Action Fraud is misnamed and I don’t know why. It was never intended to take action against fraudsters. It is, as is noted above, mostly about collating fraud stats for governs and law enforcement.
 
Does being ex directory stop these calls?
Almost everyone is that now (have you seen the 'phone book' lately?) but these companies don't operate within the law, and are often based outside the UK.
Going to Sky and using their blocking system stopped spam calls immediately, and 100%.
Mobile phones are a different matter.
 
I don’t think I’m imagining it, i’ve noticed an increase in these calls whenever I put my number online doing price comparisons or I’ve phoned customer services at companies I use, do scammers somehow scrape your number of logs/registers out there?
 
The thing that bothers me with this particular scam is where the eff did they get my email address?
@Jamie beat me to the haveibeenpwned link.

There have been so many leaks and hacks over the years. I regularly get spam on an account that was used with my LinkedIn account. LinkedIn was hacked some years ago. Luckily I didn't use that account much so could be pretty sure what was spam.
 
telephone preference service
That service did actually used to work very well ( as in I signed up and subsequently never got a marketing call) for quite a long time (about 10 years or so), but after a while I started getting the occassional call. I suspect it's because the service can't influence offshore calls, which is where most of these calls now originate. But anyway, back 15 years ago or so the service worked perfectly, as far as I could tell at least.
 
My wife received a new call on her mobile this week saying that there was a problem with her visa application. "Press 1 to speak to an agent etc."
 
soon you will get calls from AI bots with voices you may recognise

Already happening, apparently, and terrifyingly convincing - I heard of an example recently which, if I recall correctly, concerned a daughter phoning her mother in trouble of some kind and needing money.

They don't need much of a voice sample apparently, which provides a stronger case still for not engaging these people at all. I don't, I just hang straight up. I have awful difficulty though in pursuading my mother to do the same. They are incredibly clever, and can hook you before you've even realised. They can also build up a profile of potential vulnerabilities by gaining even small snippets of information.
 
Almost everyone is that now (have you seen the 'phone book' lately?) but these companies don't operate within the law, and are often based outside the UK.
Going to Sky and using their blocking system stopped spam calls immediately, and 100%.
Mobile phones are a different matter.
I’m moving to bt full fibre and was given the option of retaining a tel no or not , we chose yes and opted for no phone book entry.. I have a healthy list of numbers on my bt blacklist that go to junk automatically
 
Already happening, apparently, and terrifyingly convincing - I heard of an example recently which, if I recall correctly, concerned a daughter phoning her mother in trouble of some kind and needing money.

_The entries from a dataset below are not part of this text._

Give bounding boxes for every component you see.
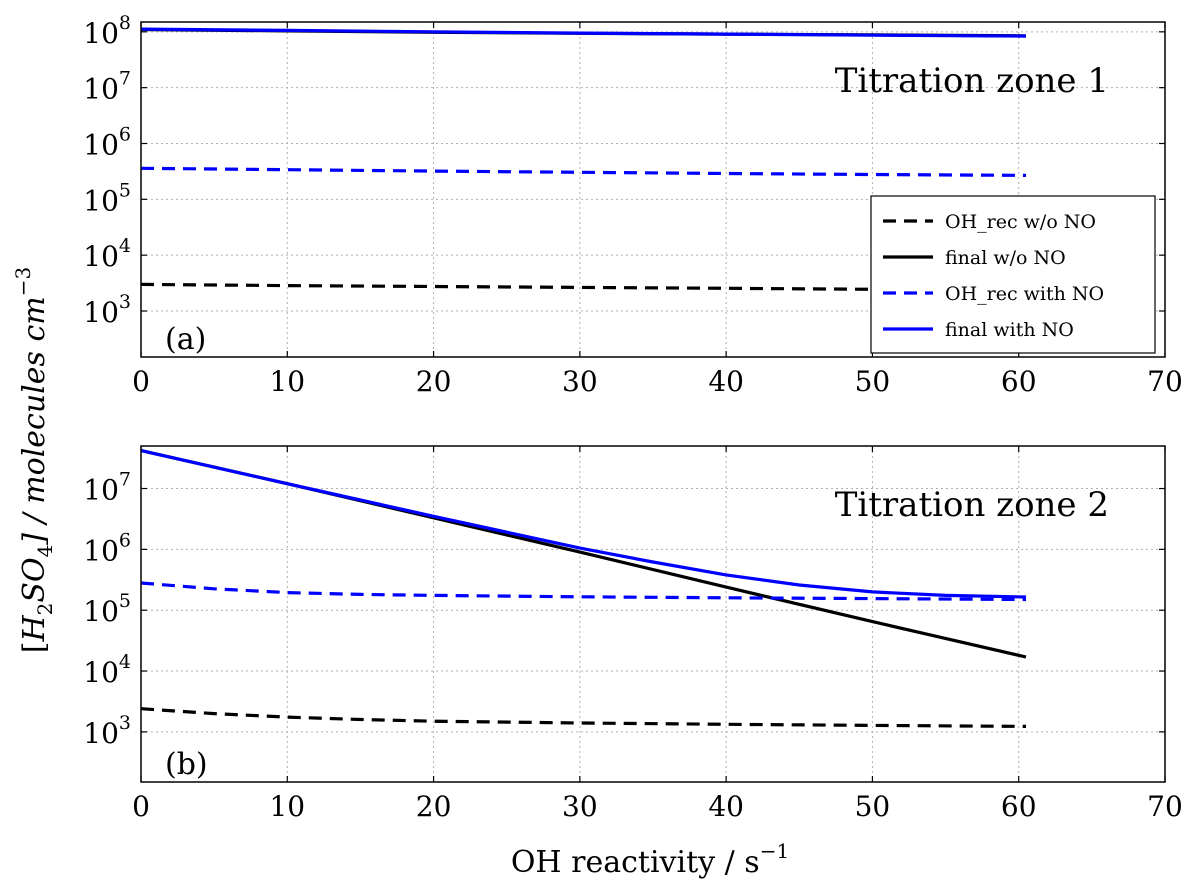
x-tick-label: 30 — [562, 365, 598, 398]
legend-label: OH_rec with NO — [945, 283, 1104, 305]
x-tick-label: 10 — [269, 790, 305, 823]
x-tick-label: 60 — [1001, 790, 1037, 823]
x-tick-label: 0 — [132, 790, 150, 823]
y-tick-label: 103 — [83, 712, 131, 750]
ylabel-rest: ] / molecules cm — [17, 296, 52, 545]
x-tick-label: 40 — [708, 790, 744, 823]
ylabel-h: H — [17, 614, 52, 642]
svg-text:[H2SO4] / molecules cm−3: [H2SO4] / molecules cm−3 — [11, 267, 57, 653]
x-tick-label: 20 — [416, 790, 452, 823]
x-tick-label: 30 — [562, 790, 598, 823]
series-line-final_with_no — [140, 449, 1027, 599]
y-tick-label: 103 — [83, 291, 131, 329]
xlabel-sup: −1 — [760, 839, 789, 863]
y-tick-label: 105 — [83, 179, 131, 217]
xlabel-text: OH reactivity / s — [511, 845, 760, 880]
ylabel-sup: −3 — [11, 267, 35, 296]
series-line-oh_rec_with_no — [140, 166, 1027, 177]
x-tick-label: 40 — [708, 365, 744, 398]
x-tick-label: 50 — [855, 365, 891, 398]
x-tick-label: 10 — [269, 365, 305, 398]
panel-title: Titration zone 1 — [835, 61, 1109, 101]
y-tick-label: 108 — [83, 12, 131, 50]
plot-frame — [140, 445, 1166, 783]
legend-box — [870, 195, 1156, 354]
ylabel-bracket-open: [ — [17, 641, 52, 653]
series-line-oh_rec_wo_no — [140, 707, 1027, 728]
ylabel-so: SO — [17, 557, 52, 602]
panel-title: Titration zone 2 — [835, 485, 1109, 525]
series-line-final_with_no — [140, 27, 1027, 38]
y-axis-title: [H2SO4] / molecules cm−3 — [11, 267, 57, 653]
x-tick-label: 70 — [1147, 365, 1183, 398]
y-tick-label: 104 — [83, 235, 131, 273]
ylabel-sub2: 2 — [33, 603, 57, 616]
y-tick-label: 107 — [83, 68, 131, 106]
plot-frame — [140, 21, 1166, 358]
x-tick-label: 70 — [1147, 790, 1183, 823]
x-tick-label: 0 — [132, 365, 150, 398]
panel-b: 0 10 20 30 40 50 60 70 103 104 105 106 107 Titration … — [83, 445, 1183, 823]
panel-a: 0 10 20 30 40 50 60 70 103 104 105 106 107 108 Titrati… — [83, 12, 1183, 398]
panel-tag: (b) — [165, 747, 208, 782]
y-tick-label: 106 — [83, 529, 131, 567]
y-tick-label: 105 — [83, 590, 131, 628]
series-line-oh_rec_with_no — [140, 581, 1027, 602]
ylabel-sub4: 4 — [33, 545, 57, 558]
y-tick-label: 106 — [83, 123, 131, 161]
x-tick-label: 60 — [1001, 365, 1037, 398]
legend-label: final w/o NO — [945, 247, 1066, 269]
legend-label: final with NO — [945, 319, 1074, 341]
y-tick-label: 107 — [83, 469, 131, 507]
legend-label: OH_rec w/o NO — [945, 211, 1096, 233]
panel-tag: (a) — [165, 322, 206, 357]
x-tick-label: 20 — [416, 365, 452, 398]
x-axis-title: OH reactivity / s−1 — [511, 839, 789, 880]
x-tick-label: 50 — [855, 790, 891, 823]
y-tick-label: 104 — [83, 651, 131, 689]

They don't need much of a voice sample apparently, which provides a stronger case still for not engaging these people at all. I don't, I just hang straight up. I have awful difficulty though in pursuading my mother to do the same. They are incredibly clever, and can hook you before you've even realised. They can also build up a profile of potential vulnerabilities by gaining even small snippets of information.
Seems implausible. How would the scammer know who was related to the ‘daughter’ in order to call them? And any one voice would only work for a hundred or so targets, surely?
 
I tend not to answer phone calls nowadays if I don't recognise the number.... but if I do and its situation like that I ask them if they are proud and happy with themselves for the work they do.

I used to get calls from posh UK female voices telling me I had been involved in car accident and I could claim enhanced compensation. Who falls for that?

I used to play them along with car accident scam - “Yes, Yes, Blah, Blah”. Can you give me your Car Registration please? “P155 0FF”. Then the phone usually goes down at their end 😂
 
Seems implausible. How would the scammer know who was related to the ‘daughter’ in order to call them? And any one voice would only work for a hundred or so targets, surely?
It's always a numbers game for the scammers. Put enough emails/Whatsapps/calls out there, eventually they get a hit.
 
Seems implausible. How would the scammer know who was related to the ‘daughter’ in order to call them? And any one voice would only work for a hundred or so targets, surely?
It's happening in India. Son has trouble with the police and needs money for a bribe. The "police" pass the phone to the AI generated "son" Very targeted.